The active ingredients in tumbling are abrasive polishing materials, called medias. Themselves jewel-like in their myriad colors, their various densities and shapes are appropriated for different degrees of mechanical polishing.

Medias are tumbled inside the niobium cavities. The grey cones (far left) are a plastic with aluminum silicate, used for bulk removal. The powder blue media (second from left) are ceramic abrasives, useful as a first-pass media. A hardwood cut into small cubes (far right) is also a useful abrasive.

The medias fill half the cavity’s volume. The cavity is placed horizontally into the barrel of a tumbling machine, which can hold up to four nine-cell cavities. The barrels revolve around a central shaft 115 times every minute. Individual barrels simultaneously rotate at the same speed around their own axes, turning in the direction opposite the main shaft’s rotation.

As the cavities spin, the medias inside them slide against the inside wall to remove material. The types of medias, their sizes and their force against the wall determine the removal rate.

The tumbling machine (left) can hold two nine-cell accelerating cavities, rotating them up to 115 turns per minute. The rinsing device (right) washes the media out. Cavities must be absolutely free of any extraneous material after tumbling.

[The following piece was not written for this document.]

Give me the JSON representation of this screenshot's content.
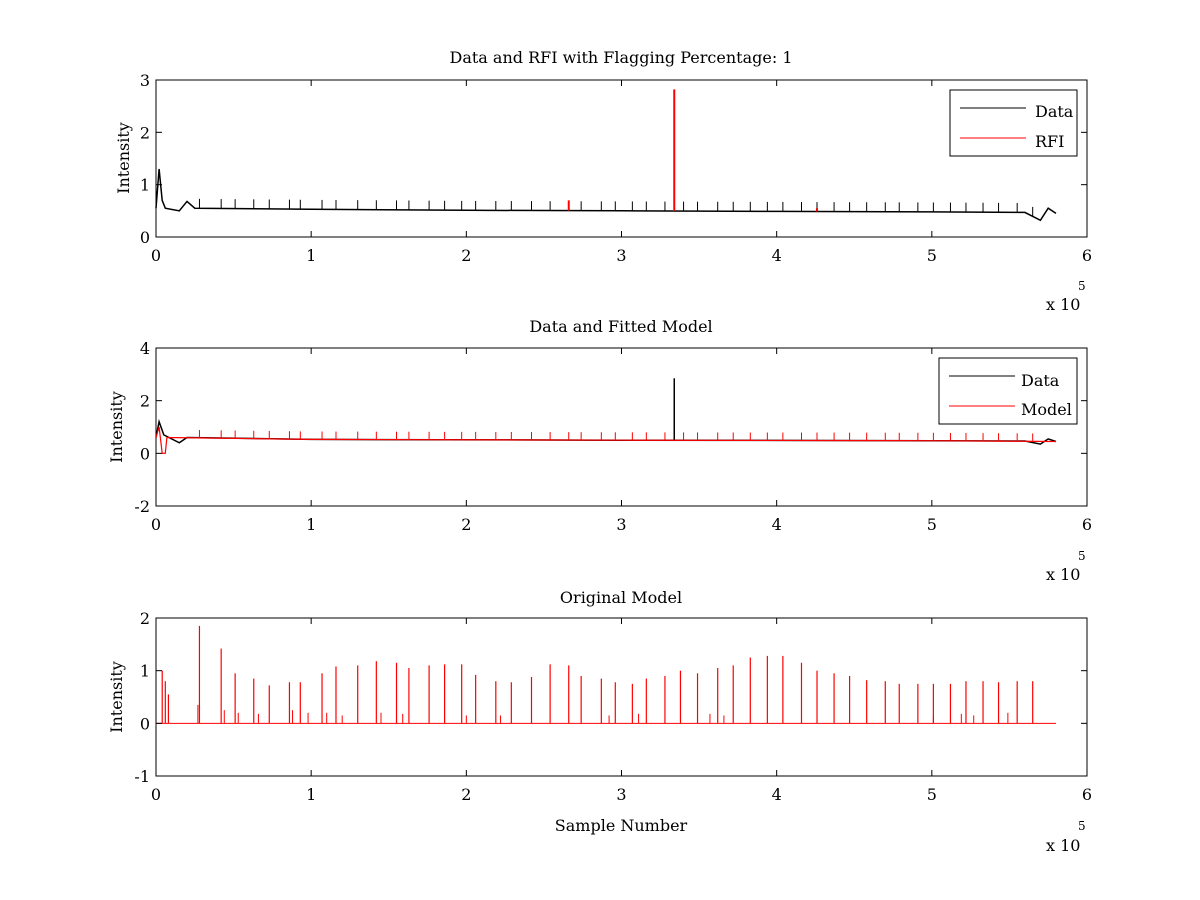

“It’s like sanding a piece of wood,” Cooper said. “You’re putting abrasive material inside the cavity, but you’re doing it in a three-dimensional geometry.”

So far Cooper’s team has tumbled 1.3-gigahertz single-cell and nine-cell cavities as well as 3.9-GHz single-cell cavities. Their goal is to consistently polish the cavities to acceptable accelerating gradients.

In one test, they subjected a nine-cell cavity with a 200-micrometre pit to intermediate-level tumbling, scouring out the defect and so bringing the accelerating gradient from 19 megavolts per metre to 35 MV/m and a quality factor above 1010.

Another result came from a virgin single-cell 1.3-GHz cavity. After an intermediate-level tumbling polish, the cavity achieved just more than 40 MV/m. Nearly up to that gradient value, the cavity maintained a quality factor just above 1010.

Though the results come very early in the rigorous testing process, they are motivating. The team is working towards the goal of replacing the more elaborate, acid-intensive and costly electropolishing steps of the current ILC baseline. So far, a final, very mild electropolishing has been applied to tumbled cavities as a precaution, but they hope that this too could be simplified or removed.

They are currently cold-testing cavities to see the effects of the mirror-like finish on accelerating gradient and quality factor. The results will help to further tune the tumbling process.

Though tumble finishing is a common practice in industry – tumbling is used for refinishing auto parts, for example – those practices are typically meant to polish the outsides of things, not the insides. For that reason, among others, Cooper had to develop a different approach to tumbling rather than adopt industry wisdom.

“I obtained many different medias and tried many different recipes – I did a lot of cooking,” Cooper said.

Scientists will apply tests of tumbling to cavities at different stages in the polishing process. In the future, they also hope to extend tests to various rinsing methods and to cavities of a shape or frequency different from the ILC-type cavities.

“I’m surprised that in a few months Charlie has taken some rocks and created a pretty nice system for polishing cavities,” said Cooley.